• Nihon Kyobu Geka Gakkai Zasshi · Jan 1989

    Comparative Study

    [Surgical treatment of postinfarction ventricular septal perforation--the difference between a cardiogenic shock group and a congestive heart failure group].

    • K Mizuguchi, S Kitamura, K Kawachi, H Kobayashi, R Morita, T Nishii, T Seki, T Kawata, S Kobayashi, and M Fukutomi.
    • Nihon Kyobu Geka Gakkai Zasshi. 1989 Jan 1; 37 (1): 138-47.

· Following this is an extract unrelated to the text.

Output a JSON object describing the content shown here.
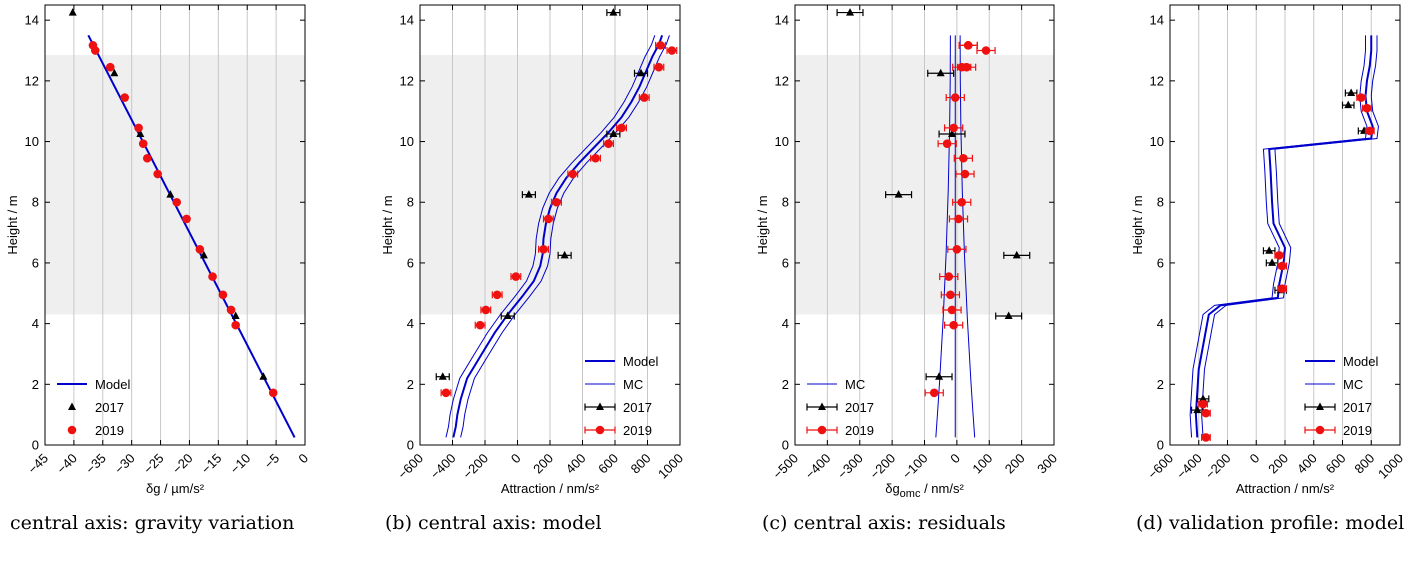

    AbstractTwelve patients with postinfarction ventricular septal perforation (VSP) were divided into 2 groups based upon the preoperative status and the time interval between the operation and the occurrence of VSP after acute myocardial infarction (AMI). Group I were in cardiogenic shock unresponsive to either pharmacologic supports or IABP, and needed an emergency repair of VSP. The other group (group II) were in congestive heart failure responding to some extent to pharmacologic supports and IABP, and VSP of this group was repaired on the elective or semiemergency basis. Group I comprised of 7 patients, 5 males and 2 females, with a mean age of 65.9 +/- 12.6 years, and group II included 5 patients, 2 males and 3 females with an averaged age of 72.6 +/- 3.4 years. The mean time duration between AMI and the operation, and between the occurrence of VSP and the operation were 3.1 and 1.6 days in group I and 13.4 and 8.0 days in group II. The operative mortalities were 57% in group I and 0% in group II, a remarkable difference. The reasons why group I had a poor prognosis were analysed and were found as follows: (1) group I sustained a larger AMI of anteroseptal area together with the lateral and/or inferior infarctions more often than group II. (2) Group I had frequently multiple organ failure (MOF) even prior to operation due to cardiogenic shock. (3) Group I had severer right ventricular failure than group II, in which the right atrial pressure was markedly elevated. In group I, the right heart failure remained and was prolonged even after surgery reflected by the RAP/LAP ratio over 1 and finally resulting in MOF. To improve surgical results in group I, the operation should be undertaken on the emergency basis before MOF is completed, and patch reconstruction of the left ventricular free wall is recommended in patients with a wide AMI and a high positioned anterior septal perforation. When RV failure is dominant, not only a LV assist device but also a RV assist device may also improve the results.